I had such a nasty mahjong game today. My grandmother had such phenomenal luck, and kept drawing tiles she wanted. My aunt, meanwhile, was scoring doubles with such rapidity and rapaciousness it was quite alarming. Needless to say, I nearly went bankrupt, which annoys me dearly. I didn't even get to gong.
On Silliness

It is, in my erudite opinion, utterly egregious how stupid people let themselves become. And from whence do I derive this observation? From the Pre University Seminar, of all places. I was appalled by the questions people asked. Call me an elitist snob, but at least I don't let my stupidity show.

"Oh Mr. Tharman, darling, what ever should the government do to help those poor, defenseless entrepreneurial startups?"
Nothing, you silly little twit, why do you think it's called enterprise?
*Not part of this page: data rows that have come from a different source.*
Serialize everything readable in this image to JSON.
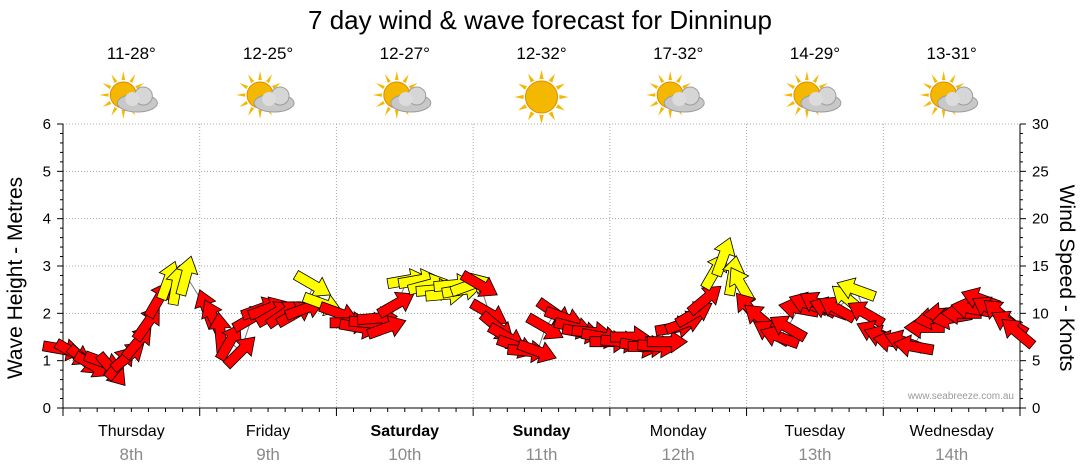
{
  "title": "7 day wind & wave forecast for Dinninup",
  "watermark": "www.seabreeze.com.au",
  "colors": {
    "strong_wind": "#ff0000",
    "moderate_wind": "#ffff00",
    "swell": "#e0e0e0",
    "sun": "#f5b800",
    "cloud": "#c8c8c8"
  },
  "days": [
    {
      "name": "Thursday",
      "date": "8th",
      "bold": false,
      "temp": "11-28°",
      "weather_icon": "partly-cloudy-icon"
    },
    {
      "name": "Friday",
      "date": "9th",
      "bold": false,
      "temp": "12-25°",
      "weather_icon": "partly-cloudy-icon"
    },
    {
      "name": "Saturday",
      "date": "10th",
      "bold": true,
      "temp": "12-27°",
      "weather_icon": "partly-cloudy-icon"
    },
    {
      "name": "Sunday",
      "date": "11th",
      "bold": true,
      "temp": "12-32°",
      "weather_icon": "sunny-icon"
    },
    {
      "name": "Monday",
      "date": "12th",
      "bold": false,
      "temp": "17-32°",
      "weather_icon": "partly-cloudy-icon"
    },
    {
      "name": "Tuesday",
      "date": "13th",
      "bold": false,
      "temp": "14-29°",
      "weather_icon": "partly-cloudy-icon"
    },
    {
      "name": "Wednesday",
      "date": "14th",
      "bold": false,
      "temp": "13-31°",
      "weather_icon": "partly-cloudy-icon"
    }
  ],
  "chart_data": {
    "type": "line",
    "title": "7 day wind & wave forecast for Dinninup",
    "ylabel": "Wave Height - Metres",
    "y2label": "Wind Speed - Knots",
    "ylim": [
      0,
      6
    ],
    "y2lim": [
      0,
      30
    ],
    "yticks": [
      "0",
      "1",
      "2",
      "3",
      "4",
      "5",
      "6"
    ],
    "y2ticks": [
      "0",
      "5",
      "10",
      "15",
      "20",
      "25",
      "30"
    ],
    "x_unit": "days from start of Thursday",
    "series": [
      {
        "name": "Wave height (m)",
        "values": []
      },
      {
        "name": "Wind arrows",
        "fields": [
          "day",
          "knots",
          "dir_deg_from"
        ],
        "points": [
          [
            0.0,
            6.2,
            280
          ],
          [
            0.08,
            5.8,
            300
          ],
          [
            0.16,
            5.0,
            310
          ],
          [
            0.22,
            4.5,
            300
          ],
          [
            0.3,
            4.8,
            290
          ],
          [
            0.36,
            4.0,
            320
          ],
          [
            0.42,
            4.8,
            220
          ],
          [
            0.48,
            5.5,
            230
          ],
          [
            0.55,
            7.0,
            220
          ],
          [
            0.62,
            9.0,
            215
          ],
          [
            0.7,
            11.5,
            210
          ],
          [
            0.77,
            13.5,
            200
          ],
          [
            0.83,
            13.0,
            190
          ],
          [
            0.9,
            14.0,
            195
          ],
          [
            1.05,
            10.5,
            160
          ],
          [
            1.1,
            9.5,
            155
          ],
          [
            1.15,
            8.0,
            175
          ],
          [
            1.22,
            7.0,
            210
          ],
          [
            1.3,
            6.0,
            225
          ],
          [
            1.38,
            9.5,
            240
          ],
          [
            1.45,
            10.5,
            250
          ],
          [
            1.5,
            10.5,
            250
          ],
          [
            1.55,
            10.0,
            240
          ],
          [
            1.62,
            10.0,
            235
          ],
          [
            1.7,
            10.0,
            240
          ],
          [
            1.77,
            10.5,
            250
          ],
          [
            1.83,
            13.0,
            300
          ],
          [
            1.9,
            11.0,
            290
          ],
          [
            2.02,
            10.0,
            290
          ],
          [
            2.1,
            9.0,
            270
          ],
          [
            2.17,
            8.5,
            280
          ],
          [
            2.24,
            9.0,
            275
          ],
          [
            2.3,
            9.5,
            265
          ],
          [
            2.37,
            8.5,
            250
          ],
          [
            2.44,
            11.0,
            240
          ],
          [
            2.52,
            13.5,
            260
          ],
          [
            2.6,
            13.5,
            260
          ],
          [
            2.67,
            13.0,
            255
          ],
          [
            2.73,
            12.5,
            265
          ],
          [
            2.8,
            12.0,
            265
          ],
          [
            2.86,
            13.0,
            265
          ],
          [
            2.92,
            12.5,
            260
          ],
          [
            2.98,
            13.0,
            250
          ],
          [
            3.05,
            13.0,
            300
          ],
          [
            3.12,
            10.0,
            300
          ],
          [
            3.18,
            8.5,
            310
          ],
          [
            3.25,
            7.5,
            300
          ],
          [
            3.32,
            6.5,
            290
          ],
          [
            3.4,
            6.0,
            275
          ],
          [
            3.47,
            6.0,
            290
          ],
          [
            3.53,
            8.5,
            300
          ],
          [
            3.6,
            10.0,
            305
          ],
          [
            3.67,
            9.5,
            290
          ],
          [
            3.74,
            8.5,
            285
          ],
          [
            3.8,
            8.0,
            280
          ],
          [
            3.87,
            8.0,
            275
          ],
          [
            3.94,
            7.5,
            280
          ],
          [
            4.0,
            7.0,
            270
          ],
          [
            4.08,
            7.0,
            275
          ],
          [
            4.15,
            7.5,
            270
          ],
          [
            4.22,
            6.5,
            280
          ],
          [
            4.28,
            6.5,
            270
          ],
          [
            4.35,
            6.5,
            275
          ],
          [
            4.42,
            7.0,
            270
          ],
          [
            4.48,
            8.5,
            260
          ],
          [
            4.55,
            9.0,
            250
          ],
          [
            4.62,
            10.0,
            240
          ],
          [
            4.7,
            11.5,
            230
          ],
          [
            4.77,
            14.5,
            210
          ],
          [
            4.83,
            16.0,
            200
          ],
          [
            4.9,
            14.0,
            190
          ],
          [
            4.96,
            13.0,
            150
          ],
          [
            5.02,
            10.5,
            140
          ],
          [
            5.1,
            9.5,
            130
          ],
          [
            5.18,
            8.0,
            120
          ],
          [
            5.24,
            7.5,
            110
          ],
          [
            5.3,
            8.5,
            120
          ],
          [
            5.38,
            10.5,
            100
          ],
          [
            5.45,
            11.0,
            110
          ],
          [
            5.52,
            11.0,
            120
          ],
          [
            5.6,
            10.5,
            110
          ],
          [
            5.66,
            10.5,
            120
          ],
          [
            5.74,
            11.5,
            130
          ],
          [
            5.8,
            12.5,
            110
          ],
          [
            5.87,
            10.0,
            120
          ],
          [
            5.94,
            8.0,
            115
          ],
          [
            6.0,
            7.5,
            110
          ],
          [
            6.07,
            7.0,
            100
          ],
          [
            6.15,
            7.0,
            110
          ],
          [
            6.22,
            6.5,
            100
          ],
          [
            6.3,
            8.5,
            90
          ],
          [
            6.37,
            9.5,
            80
          ],
          [
            6.44,
            10.0,
            85
          ],
          [
            6.5,
            9.5,
            80
          ],
          [
            6.57,
            10.0,
            90
          ],
          [
            6.64,
            10.5,
            100
          ],
          [
            6.71,
            11.5,
            110
          ],
          [
            6.78,
            10.5,
            120
          ],
          [
            6.85,
            10.0,
            130
          ],
          [
            6.92,
            9.0,
            120
          ],
          [
            6.98,
            8.0,
            130
          ]
        ]
      }
    ],
    "legend": "none",
    "grid": true
  }
}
But fair enough, you might not know that if you don't take economics.

Or how about, "If you build a Singapore hospital overseas, will you be using local or foreign workers to staff it?"
Hmm, I don't know, you ocified manatee, but we'll definitely use a Singaporean janitor, now that you've brought it to our attention!

I always thought the smelly old gits in Chinese High management and the government never knew what they were talking about when they went on and on about thinking out of the box. I hated the cliche so much, simply because I hated being part of it when I knew I wasn't. Never, ever, did I entertain a thought that it might be true.

But such boxes! Everywhere you go, everyone you talk to, you meet a new damn box. And I always have an urge to kick boxes.